Yield: 1 dozen bunny rolls
Ingredients
- Batter
-
- 1 cup water (105F-115 F. degrees)
- 1/3 cup dry milk
- 2 packages active dry yeast
- 1/4 cup butter
- 1/4 cup sugar
- 1 teaspoon salt
- 2 eggs
- 3 1/2-4 cups flour
- 1 egg slightly beaten (to brush over bunny rolls just before baking)
Method
Place in an electric mixer bowl the water and yeast. Let stand for a few minutes till the yeast is dissolved. Add dry milk, butter, sugar, salt, eggs and 2 cups of the flour. Blend together on low speed then beat at medium speed for 3 minutes. Add rest of flour and knead with bread hooks or by hand to make a soft smooth elastic dough. Place in a greased bowl, cover, let rise in a warm place about 80 degrees till double in bulk.
Punch down, let rise again till double. Punch down and make into bunnies.
Take about 3 oz. of the dough and take part of it and make a ball and press down for the body on a greased cooking sheet. Take a smaller piece of the dough for the head.

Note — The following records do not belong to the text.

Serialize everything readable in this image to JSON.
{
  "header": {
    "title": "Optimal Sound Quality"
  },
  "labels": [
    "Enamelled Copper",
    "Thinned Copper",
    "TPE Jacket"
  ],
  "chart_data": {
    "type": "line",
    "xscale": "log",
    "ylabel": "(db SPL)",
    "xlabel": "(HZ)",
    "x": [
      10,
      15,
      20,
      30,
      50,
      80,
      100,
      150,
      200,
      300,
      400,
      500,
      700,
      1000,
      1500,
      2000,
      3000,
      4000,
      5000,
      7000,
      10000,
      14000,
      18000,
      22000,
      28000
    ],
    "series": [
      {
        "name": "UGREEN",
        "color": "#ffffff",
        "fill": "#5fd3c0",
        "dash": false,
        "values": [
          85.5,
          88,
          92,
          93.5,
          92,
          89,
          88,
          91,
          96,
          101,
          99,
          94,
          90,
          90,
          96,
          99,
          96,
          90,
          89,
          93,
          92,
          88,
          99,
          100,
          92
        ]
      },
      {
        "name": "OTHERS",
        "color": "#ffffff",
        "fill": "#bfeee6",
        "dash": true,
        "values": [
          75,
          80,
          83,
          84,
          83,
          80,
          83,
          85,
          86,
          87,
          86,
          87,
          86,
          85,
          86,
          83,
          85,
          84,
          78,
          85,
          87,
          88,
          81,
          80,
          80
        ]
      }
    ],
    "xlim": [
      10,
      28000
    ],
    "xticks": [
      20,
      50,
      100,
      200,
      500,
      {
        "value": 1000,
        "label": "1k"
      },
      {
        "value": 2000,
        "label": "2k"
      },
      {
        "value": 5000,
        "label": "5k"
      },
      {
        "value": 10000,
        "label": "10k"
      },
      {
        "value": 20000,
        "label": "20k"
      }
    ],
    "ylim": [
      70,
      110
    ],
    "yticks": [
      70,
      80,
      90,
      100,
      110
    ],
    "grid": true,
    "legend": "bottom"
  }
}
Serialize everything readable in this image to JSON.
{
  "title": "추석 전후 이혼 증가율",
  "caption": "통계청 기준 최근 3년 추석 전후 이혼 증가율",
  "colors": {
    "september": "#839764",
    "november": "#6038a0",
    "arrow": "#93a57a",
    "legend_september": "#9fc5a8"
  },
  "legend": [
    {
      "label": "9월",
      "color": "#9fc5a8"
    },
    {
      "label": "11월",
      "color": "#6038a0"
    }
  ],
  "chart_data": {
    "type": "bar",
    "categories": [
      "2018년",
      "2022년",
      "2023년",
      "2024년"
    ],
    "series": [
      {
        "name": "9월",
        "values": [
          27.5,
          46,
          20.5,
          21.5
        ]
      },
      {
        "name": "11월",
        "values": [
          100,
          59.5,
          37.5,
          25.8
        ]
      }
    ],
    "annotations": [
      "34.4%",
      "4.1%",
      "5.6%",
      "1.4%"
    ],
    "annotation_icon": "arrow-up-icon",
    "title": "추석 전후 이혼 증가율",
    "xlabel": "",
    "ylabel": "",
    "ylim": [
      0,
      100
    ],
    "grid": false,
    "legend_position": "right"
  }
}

Take 6 smaller pieces of dough, make balls and use two for the front paws and put next to the side of the body part. Put 2 at the end of the body part and then put 2 by the head to form the ears, shaping the pieces of dough to point at one end to look like bunny ears.

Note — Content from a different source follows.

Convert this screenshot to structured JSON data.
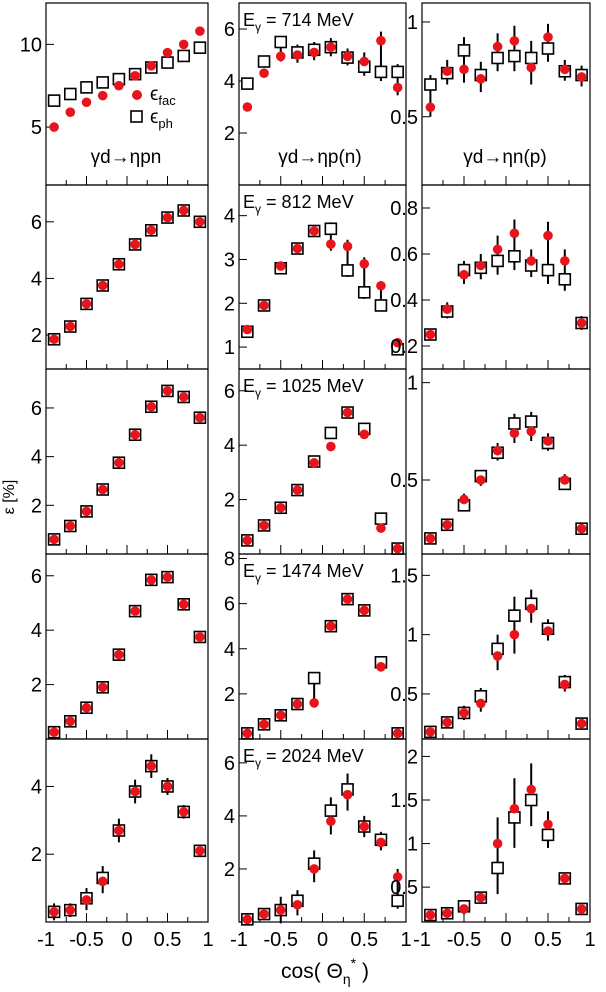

Currants or raisins may be used for the eyes and nose. A small piece of candied cherry for the mouth. Cover and let rise till double Just before baking brush with the beaten egg. That gives it a golden brown color when baked. Bake at 350 degrees for 10 to 12 minutes.
Remove from baking sheet. Brush with butter and place on wire rack to cool.